Contexte : selon un sondage « Odoxa-Dentsu Consulting » 8 Français sur 10 sont inquiets de la situation sanitaire du pays. Un niveau presque aussi élevé que ceux relevés au plus fort de l’épidémie, en plein confinement. L’angoisse des Français en cette rentrée est aussi économique. Plus de 8 sondés sur 10 sont également pessimistes sur l’évolution de la croissance et du pouvoir d’achat.

Enceintes scolaires et universitaires : masque généralisé partout et tout le temps. Mais le port du masque dans les crèches, chez les assistantes maternelles ou pour la garde de petits enfants à domicile ne sera «pas obligatoire en présence des enfants». Pourquoi ?  Le ministère de la Santé et le secrétariat d’État chargé de l’Enfance ne le dit pas. Le masque sera cependant obligatoire pour les parents à l’intérieur des structures et au domicile de l’assistant maternel, ainsi que lors de «toute interaction» entre adultes. Toutefois, «un nouvel avis scientifique a été sollicité pour évaluer l’opportunité de faire évoluer» les règles concernant le port du masque «dans les prochains jours», préviennent les services d’Olivier Véran et d’Adrien Taquet. Comprenne qui pourra.

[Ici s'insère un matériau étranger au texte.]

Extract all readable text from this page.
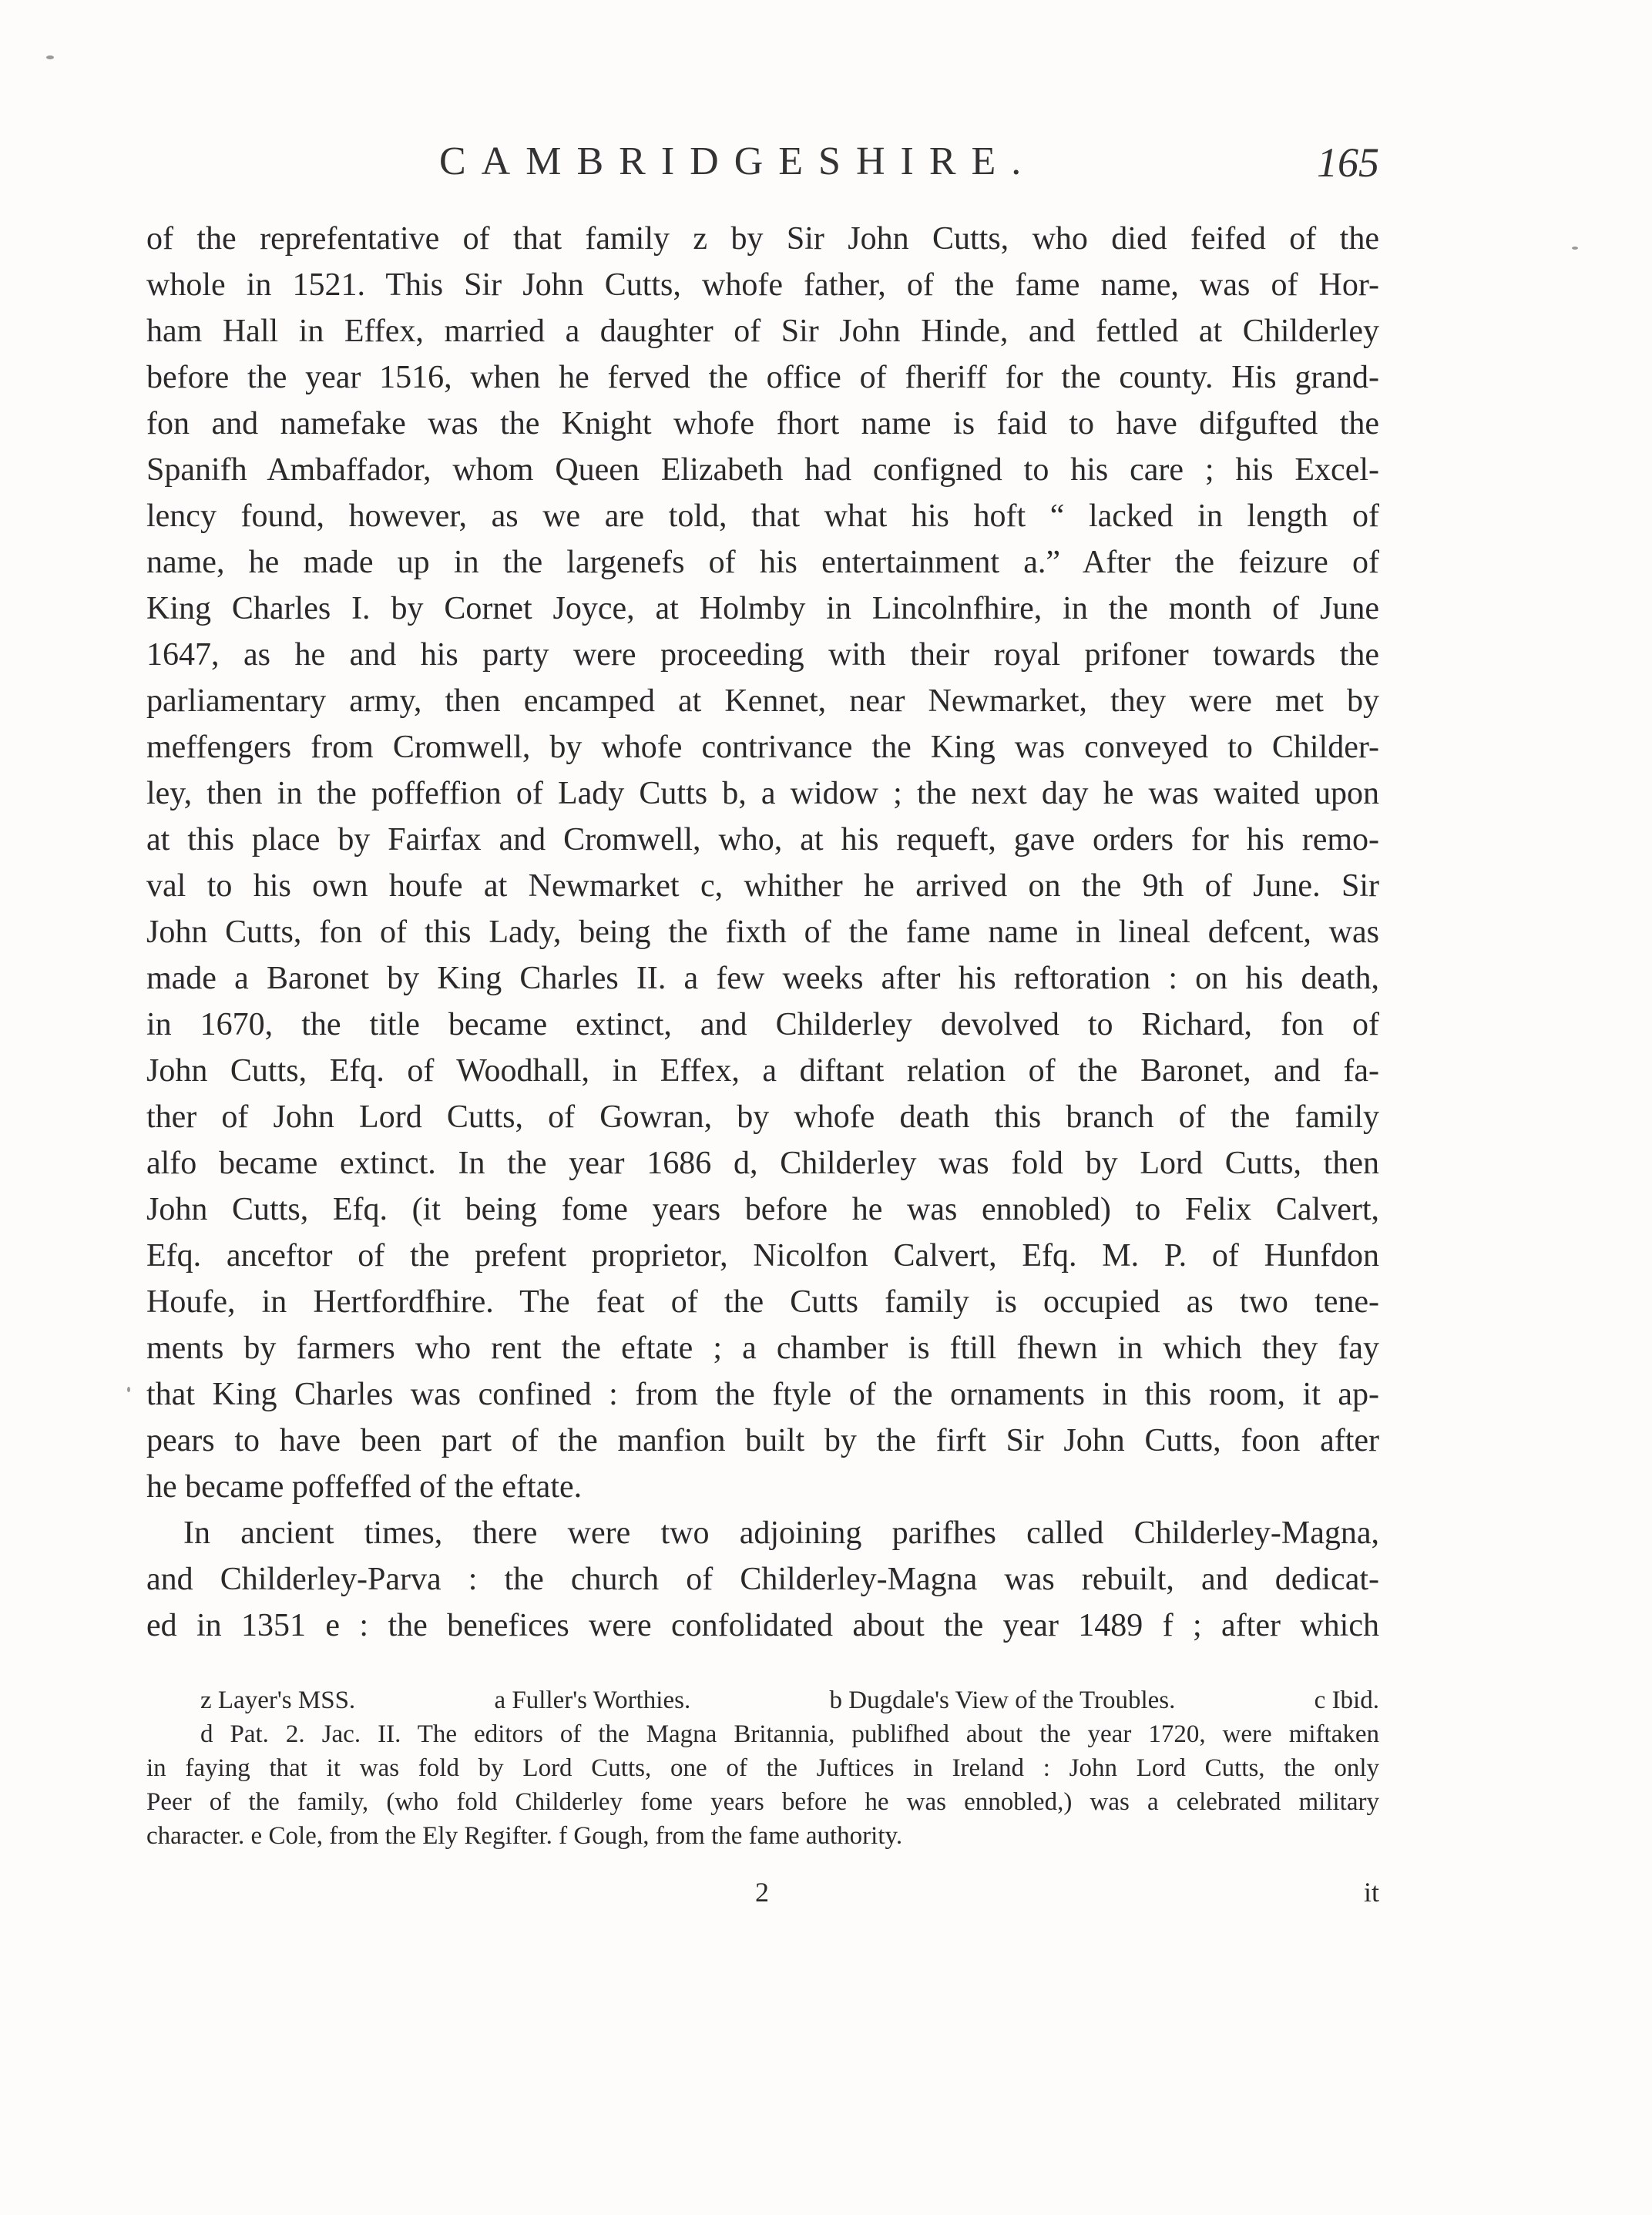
CAMBRIDGESHIRE.	165
of the reprefentative of that family z by Sir John Cutts, who died feifed of the
whole in 1521. This Sir John Cutts, whofe father, of the fame name, was of Hor-
ham Hall in Effex, married a daughter of Sir John Hinde, and fettled at Childerley
before the year 1516, when he ferved the office of fheriff for the county. His grand-
fon and namefake was the Knight whofe fhort name is faid to have difgufted the
Spanifh Ambaffador, whom Queen Elizabeth had configned to his care ; his Excel-
lency found, however, as we are told, that what his hoft “ lacked in length of
name, he made up in the largenefs of his entertainment a.” After the feizure of
King Charles I. by Cornet Joyce, at Holmby in Lincolnfhire, in the month of June
1647, as he and his party were proceeding with their royal prifoner towards the
parliamentary army, then encamped at Kennet, near Newmarket, they were met by
meffengers from Cromwell, by whofe contrivance the King was conveyed to Childer-
ley, then in the poffeffion of Lady Cutts b, a widow ; the next day he was waited upon
at this place by Fairfax and Cromwell, who, at his requeft, gave orders for his remo-
val to his own houfe at Newmarket c, whither he arrived on the 9th of June. Sir
John Cutts, fon of this Lady, being the fixth of the fame name in lineal defcent, was
made a Baronet by King Charles II. a few weeks after his reftoration : on his death,
in 1670, the title became extinct, and Childerley devolved to Richard, fon of
John Cutts, Efq. of Woodhall, in Effex, a diftant relation of the Baronet, and fa-
ther of John Lord Cutts, of Gowran, by whofe death this branch of the family
alfo became extinct. In the year 1686 d, Childerley was fold by Lord Cutts, then
John Cutts, Efq. (it being fome years before he was ennobled) to Felix Calvert,
Efq. anceftor of the prefent proprietor, Nicolfon Calvert, Efq. M. P. of Hunfdon
Houfe, in Hertfordfhire. The feat of the Cutts family is occupied as two tene-
ments by farmers who rent the eftate ; a chamber is ftill fhewn in which they fay
that King Charles was confined : from the ftyle of the ornaments in this room, it ap-
pears to have been part of the manfion built by the firft Sir John Cutts, foon after
he became poffeffed of the eftate.
In ancient times, there were two adjoining parifhes called Childerley-Magna,
and Childerley-Parva : the church of Childerley-Magna was rebuilt, and dedicat-
ed in 1351 e : the benefices were confolidated about the year 1489 f ; after which
z Layer's MSS.	a Fuller's Worthies.	b Dugdale's View of the Troubles.	c Ibid.
d Pat. 2. Jac. II. The editors of the Magna Britannia, publifhed about the year 1720, were miftaken
in faying that it was fold by Lord Cutts, one of the Juftices in Ireland : John Lord Cutts, the only
Peer of the family, (who fold Childerley fome years before he was ennobled,) was a celebrated military
character. e Cole, from the Ely Regifter. f Gough, from the fame authority.
2	it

Entreprises. À partir de demain, mardi 1er septembre, le port du masque sera obligatoire dans «tous les espaces de travail clos et partagés». Sont concernés les salles de réunion, les open-spaces, les couloirs, les vestiaires et les bureaux partagés. Les personnes disposant d’un bureau fermé ne seront pas tenues de porter leur masque (lorsqu’elles y seront seules). Attention toutefois Elisabeth Borne, ministre du travail, évoque des exceptions de « bon sens » (sic). On attend une nouvelle version du protocole sanitaire.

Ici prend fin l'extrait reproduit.